Les tensions entre l'Iran et l'Ukraine se sont considérablement accrues ces derniers jours, selon les informations du New York Times, après que Téhéran a envisagé la possibilité d'une frappe de représailles contre un port maritime ukrainien. Cette réaction devait faire suite à une prétendue attaque ukrainienne contre un navire iranien. Grâce à d'intenses efforts diplomatiques, il semble toutefois que l'on ait réussi à éviter une escalade immédiate de la situation.
Le journal, citant des responsables iraniens et occidentaux, a indiqué que la direction iranienne évaluait plusieurs options de réponse. L'une d'elles aurait consisté à tirer un missile balistique à faible ogive sur une cible sélectionnée en Ukraine. Selon certaines sources, il se serait agi avant tout d'une frappe symbolique, visant à démontrer une capacité de représailles, plutôt qu'à causer des dommages matériels importants ou de lourdes pertes humaines.

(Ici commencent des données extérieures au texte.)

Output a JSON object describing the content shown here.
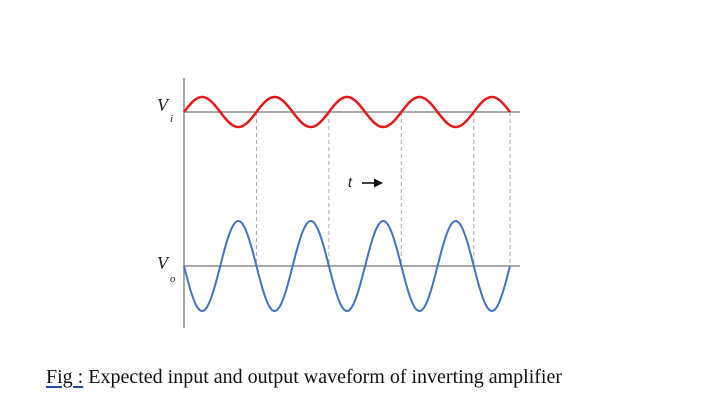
{
  "diagram": {
    "input_label": {
      "main": "V",
      "subscript": "i"
    },
    "output_label": {
      "main": "V",
      "subscript": "o"
    },
    "time_label": "t",
    "colors": {
      "input_wave": "#e8171b",
      "output_wave": "#4472c4",
      "axes": "#8c8c8c",
      "guides": "#a6a6a6"
    },
    "input_cycles": 4.5,
    "output_cycles": 4.5,
    "input_amplitude_relative": 1,
    "output_amplitude_relative": 3,
    "phase_relation": "inverted"
  },
  "caption": {
    "prefix": "Fig :",
    "text": " Expected input and output waveform of inverting amplifier"
  }
}
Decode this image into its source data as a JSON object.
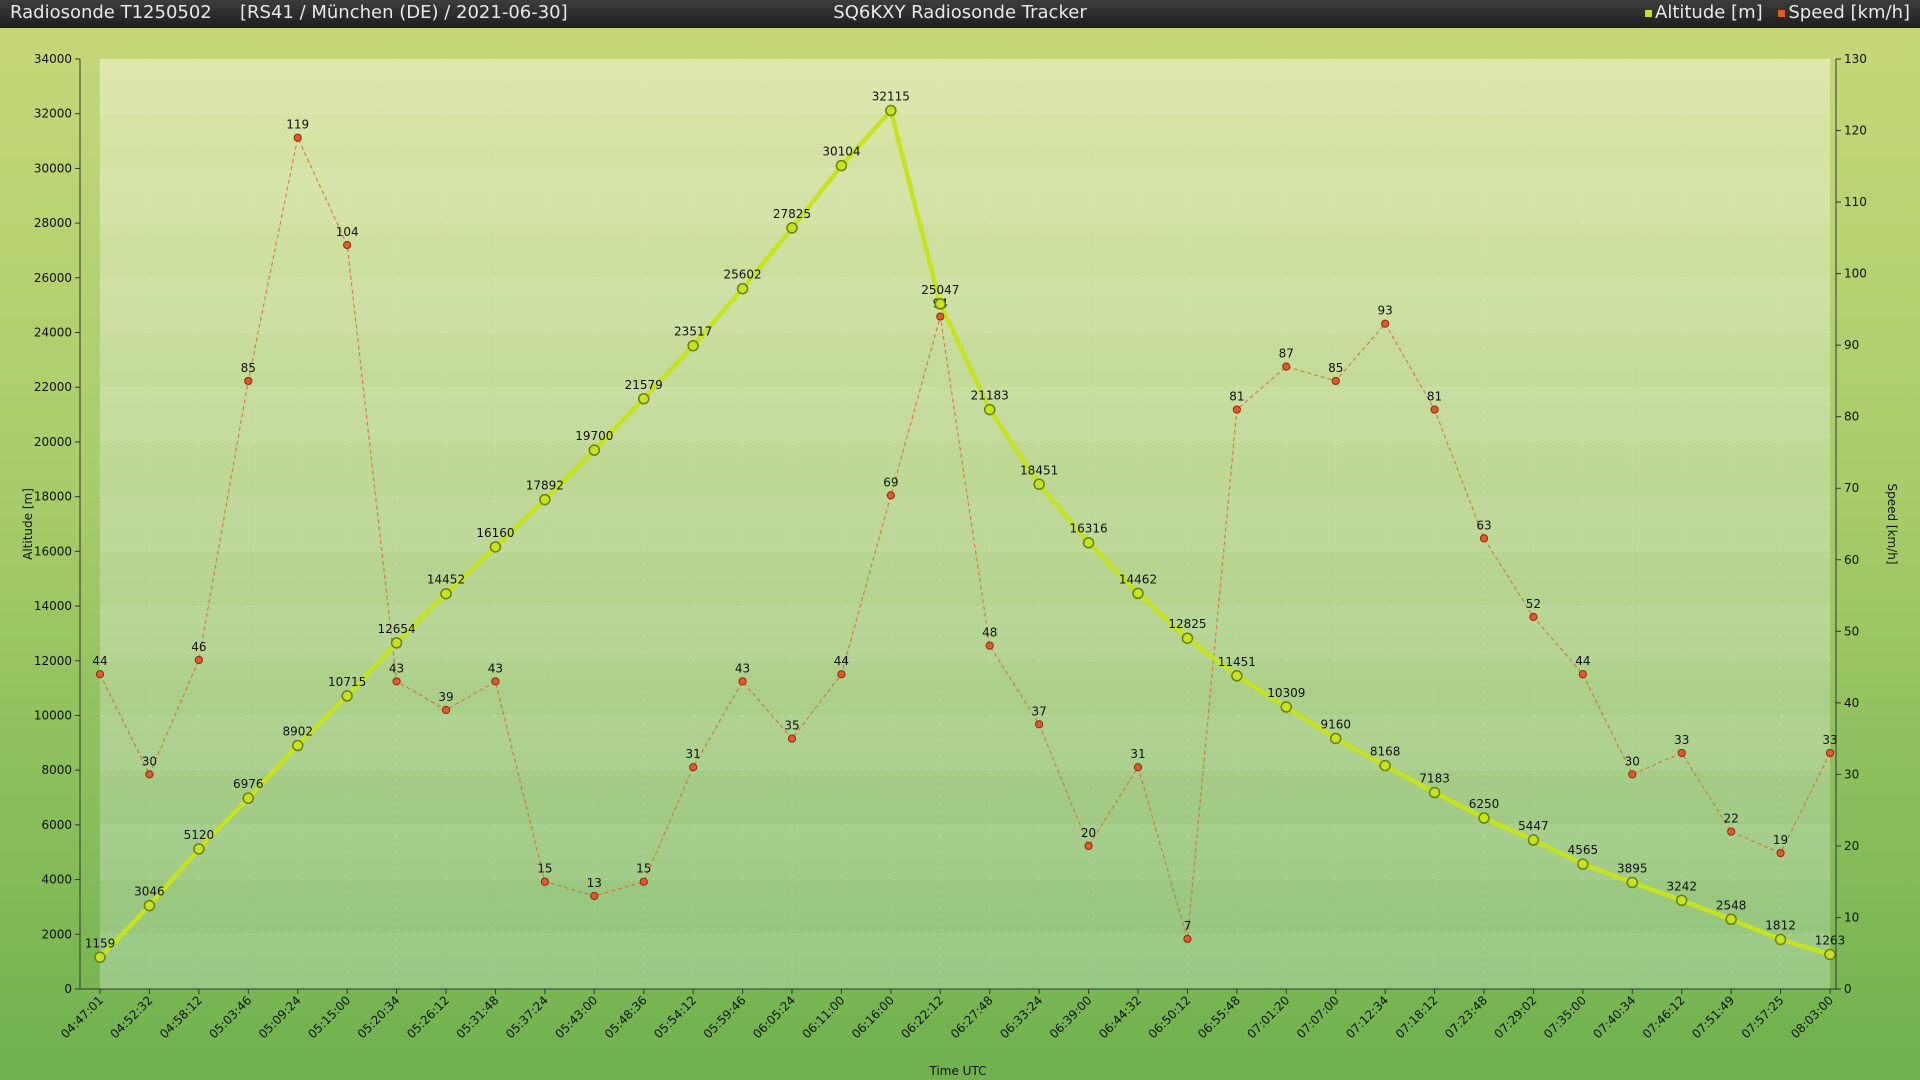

D'autres responsables au fait des négociations ont indiqué que l'un des ports ukrainiens sur les côtes de la mer Noire aurait pu constituer la cible probable. Les infrastructures portuaires représentent pour l'Ukraine un élément stratégiquement important, non seulement du point de vue des exportations de produits agricoles, mais aussi pour la logistique et l'approvisionnement dans le contexte du conflit en cours avec la Russie.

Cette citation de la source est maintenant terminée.